Lobsters and the first two mackerel

We have had many lunches in Hackett’s over the years and the food has always been good but now it seems to have got even better.

My eye was first caught by the place because the blackboard sign hanging by the door included on the menu of sandwiches a Gubbeen Bacon BLT. Then the kids were too young and wanted to be sat outside for lunch, in the sun with a plate of fish and chips from the French place. So I had to wait a few years before I was able to gain entrance. Invariably when I go there for lunch I will have the Gubbeen Bacon BLT or whatever new version of it they are making. However yesterday I decided on a change and had an open topped crab sandwich with garlic mayonnaise.

It came as described. A thick slice of brown soda bread smeared with an equally thick dollop of the mayonnaise on which was piled great chunks of white crab meat. There was some salad but that was a side show to the main event. We also had garlic bread. This was proper garlic bread, a hunk of white bread heavy with butter and flecked with crushed garlic. It all went down very well with a couple of pints of the IPA they had on tap.

Whilst we were eating nine lobsters were delivered by Tommy Arundel to the Cottage and were left to doze in the salad tray of the old fridge in the garage.

Back home we went out fishing. Having thought that the closest we were going to get get to a freshly caught mackerel would be the stains left over from last year on my pink shirt we caught two of them in a 45 minute drift along the back of Owen Island. We ate them later. Fried for a few minutes and on small pieces of toast.

I decided to do something different to them this year. Our large pan wasn’t big enough to cook them all at the same time and if I did them in batches then the fist lot would be cold by the time I finished them all. Kristen had told me that in The Good Things Café they split them in half before roasting them in a very hot oven. The oven in the Cottage is neither big enough nor hot enough for that but I figured there was just about enough room for 9 split lobsters on top of the BBQ.

The hard part was splitting them in half. They are alive at this point and to kill them I took a heavy sharp knife and put the blade against the cross that is marked at the back of their head. It was then a question of driving the knife down hard and then cutting through the shell until the lobster was split in half. This should kill them instantly and many fish cooks will say it is quicker and more humane than putting them in boiling water. It was still dirty hard work.

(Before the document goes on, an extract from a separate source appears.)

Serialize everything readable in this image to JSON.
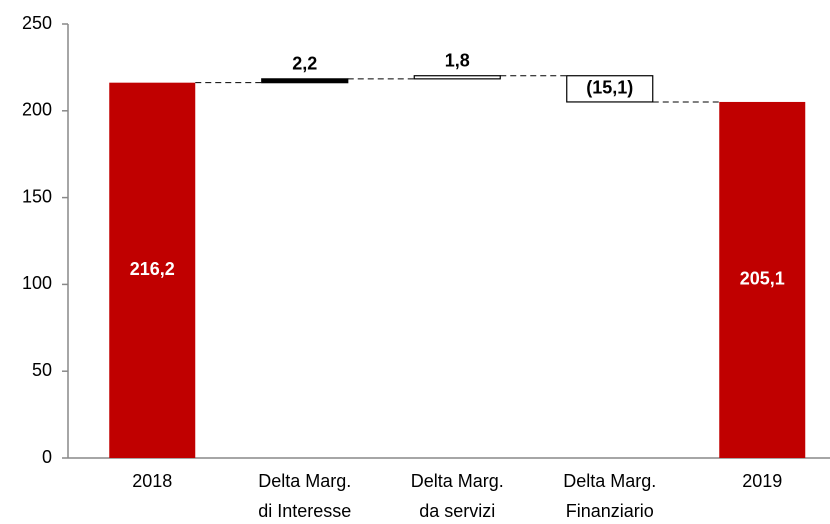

A bit like a mackerel that continues to twitch even after it has been tapped on the back of the head there was still some movement in the lobsters even after they had been cut in half. I felt that I still had to be careful of their claws as I cut off the elastic bands that kept them out of harms way.

Once they were all split in half I smeared them with olive oil and then laid them across the rack on top of the BBQ. They just fitted in. I put the lid on and left them for fifteen minutes and hoped for the best.

After that fifteen minutes I took off the lid to see how they were doing. Pleasingly they had started to cook – the deep dark blue of their shells turning to red. There was a good heat coming from the coals driven by the breeze coming in off the sea. Before putting the lid back on I poured some melted butter and garlic over them and left them for another fifteen minutes. By then they were done. To finish them off I sprinkled some fronds of fennel over them and then flamed them with the dregs from a bottle of Pernod that was lurking in one of the cupboards in the Cottage.

The lobsters were then hoisted onto a large dish. More melted butter with garlic, salt and pepper was poured over them and they were then taken to the small crowd around the fire on the beach. We ate them huddled around the fire. It had been cool on the beach. The same breeze that had helped stoke the BBQ had had a cold edge to it. But as we ate the breeze lightened.

There were clouds in the sky but they were thin and we could make out behind them the glow of a full moon as it rose up above Mount Gabrial.